Tuesday, June 17, 2008
Chart Showing Death Risks Urges Smokers to Beware
June 17, Washington – Recent data is advising smokers to assume that their body is physically a decade older than it ought to be. According to a recent study delving into major health risks, a 55-year old man who smokes is at a higher risk level of dying within the next decade of his life as a 65-year old man who is a non-smoker. This was used as a stunning example of the proper context on some of America’s biggest death risks, as shown by a recently published series of charts.
However, risk is a tough concept to pin down objectively, due to how it mixes emotions and mathematics. Thus, people are often bombarded with a number of warnings of health dangers that have competing – and sometimes contradictory – assessments.
In the latest issue of the Journal of the National Cancer Institute, a research team went through numerous deaths statistics gathered by the government and updated charts comparing the odds of death in the coming decade. Comparisons were made between different age groups and taking numerous conditions into account. The team was lewd by Dr. Lisa Schawrtz, from the Veterans Affairs Medical Center in White River Junction, Vermont.
The researchers developed the charts to stress the differences in death risks between age, gender, and smoking status. However, they chose not to include personal factors such as history of cancer – or other conditions – in the family.

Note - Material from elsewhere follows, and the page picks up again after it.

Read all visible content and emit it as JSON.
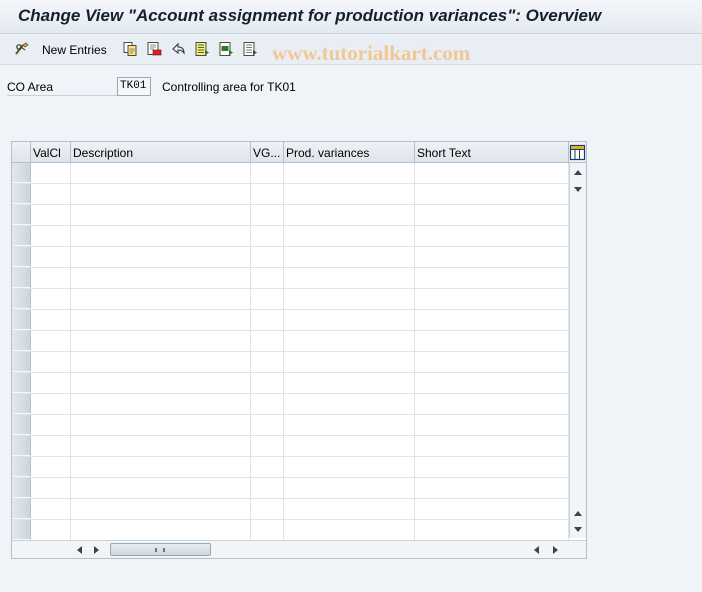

The primary message of the charts is that risks are changing as people age. Accidents were found to be the single largest cause of fatalities in non-smoking men until the age of 45. The statistics show that accidents tie with heart disease until these men reach the age of 50, when heart ailments become the more prominent killer.
Smoking, based on the statistics, has an overwhelmingly negative effect on the chances of survival. In one example, a total of seven out of every 1,000 women were likely to die of breast cancer between the ages of 60 and 70. A total 14 out of 1,000 will die of heart disease within that period as well. However, the number of estimated fatalities increased to 31 for every 1,000 for heart disease and 41 out of every 1,000 for lung cancer.